Balancing the budget is once again the biggest challenge facing governing boards of schools in England, while satisfaction with the government's performance on education is at an all-time low among governors and trustees, findings from NGA’s 2023 annual governance survey reveal.
Balancing the budget has been consistently identified by governors and trustees as their primary challenge since 2018. The 2023 results reveal a higher percentage of respondents prioritizing this issue compared to previous years. Only 18% of schools and trusts perceive themselves as financially sustainable in the medium to long term, the lowest figure since the question was introduced.
A mere 9% of respondents expressed satisfaction with the government's performance, marking the lowest rating since the survey began in 2011.
The publication coincides with the government's acceptance of the School Teachers' Review Body (STRB) recommendations for the 2023/24 teacher pay awards. While the government describes the pay increase of 6.5% as "properly funded," schools will be responsible for covering 3.5% of the rise from their own budgets. In its evidence to STRB, the Department for Education (DfE) said that an increase of 3.5% was affordable, considering last year's increase in school funding. DfE will allocate funding for the remaining 3% by reprioritising within its own budgets to protect essential services.
The findings are published in a new interim report, ahead of the publication of NGA’s full report in September, showcasing the responses of almost 2700 governance volunteers undertaken in May.
Exploring the top issues
Other key findings include:
- Attendance was the only area to feature in both the top three challenges and top three priorities, with parental communication being the most successful tool in tackling it
- Support staff recruitment and retention was overall the most picked staffing challenge, being especially true for maintained schools
- Less than half support both the strike action and its underlying principles, with respondents aged 30-39 showing the highest level of support
- Safeguarding concerns are rising, with over half (55%) reporting a rise in safeguarding concerns in the past year alone and just 3% reporting a decrease
- Views on inspections among those governing remain diverse. A majority (60%) support a graded school inspection system, while 34% don’t.
Sam Henson, NGA's Director of Policy and Communications and author of today's report: 'School and trust governance - the here and now'.
“NGA's 13th annual governance survey captures the collective voice of the governance community, showcasing the evolving sector priorities in response to the challenges faced and the prevailing board conversations nationwide. This collective voice highlights the growing complexities that schools and trusts encounter as they navigate the educational landscape.

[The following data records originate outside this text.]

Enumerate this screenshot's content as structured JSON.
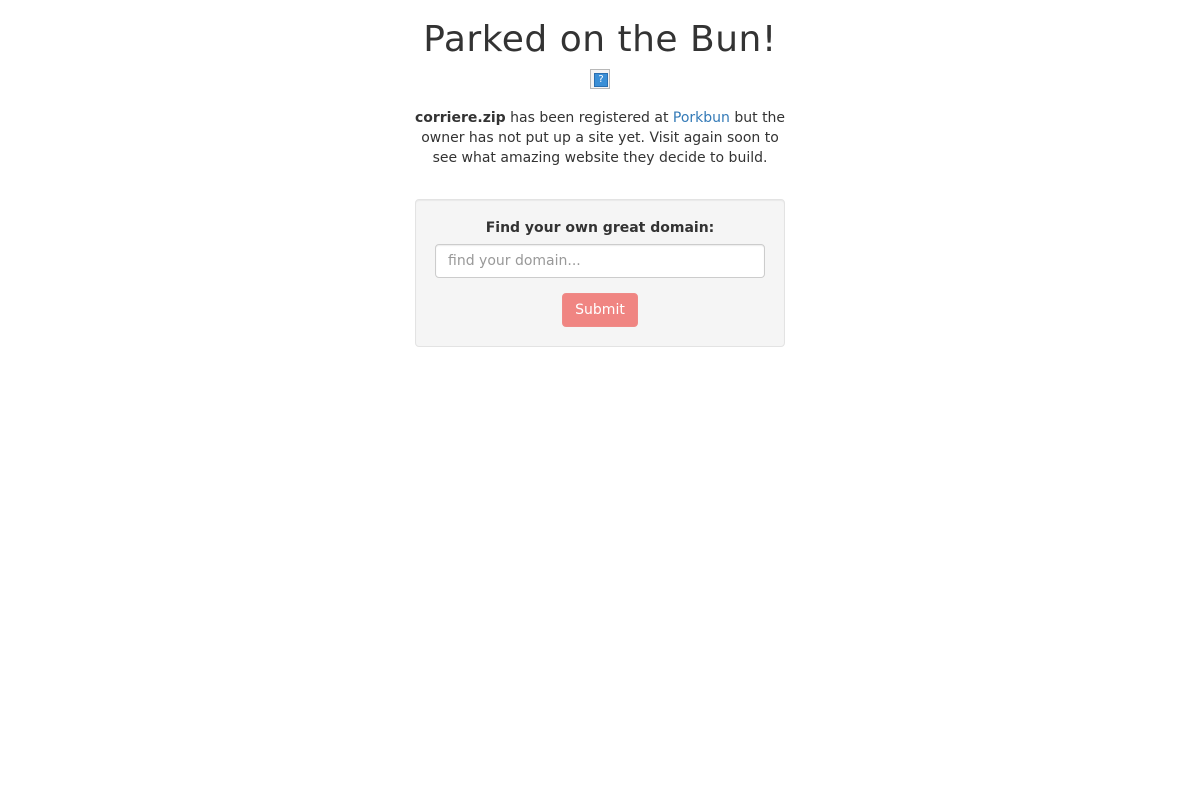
{
  "header": {
    "title": "Parked on the Bun!",
    "logo_icon": "broken-image-icon",
    "logo_glyph": "?"
  },
  "message": {
    "domain": "corriere.zip",
    "text_before_link": " has been registered at ",
    "link_text": "Porkbun",
    "text_after_link": " but the owner has not put up a site yet. Visit again soon to see what amazing website they decide to build."
  },
  "search": {
    "label": "Find your own great domain:",
    "placeholder": "find your domain...",
    "value": "",
    "submit_label": "Submit"
  },
  "colors": {
    "link": "#337ab7",
    "submit_button": "#f08582",
    "panel_background": "#f5f5f5",
    "text": "#333333"
  }
}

The findings convey the devastating impact of another year of escalating costs across all areas, vividly illustrating the mounting concerns and pressures faced by the education sector. Shockingly, less than two in ten schools and trust boards express confidence in their long-term financial sustainability.
The Department for Education needs to take note of the knowledge and experience of the governance community who are motivated to volunteer to help ensure every child and young person has the best possible start in life.”
Emma Knights, chief executive, National Governance Association,
“NGA is extremely relieved that the Government has embraced STRB's recommendation on teacher pay, although we are very much aware that, as illustrated by today's survey findings, many boards will have to make difficult decisions to finance the 3.5% increase.
However, this improved settlement should not only help alleviate challenges in teacher recruitment and retention, but it is also very likely to remove strike action in the autumn term.
Attendance of pupils has never been so high on the list, with the effects of the pandemic and rising family challenges taking their toll.
NGA will continue both to make the case to the powers-that-be that governors and trustees need us to make on behalf of their pupils and to collaborate with the Department of Education to achieve the change needed to make real progress.”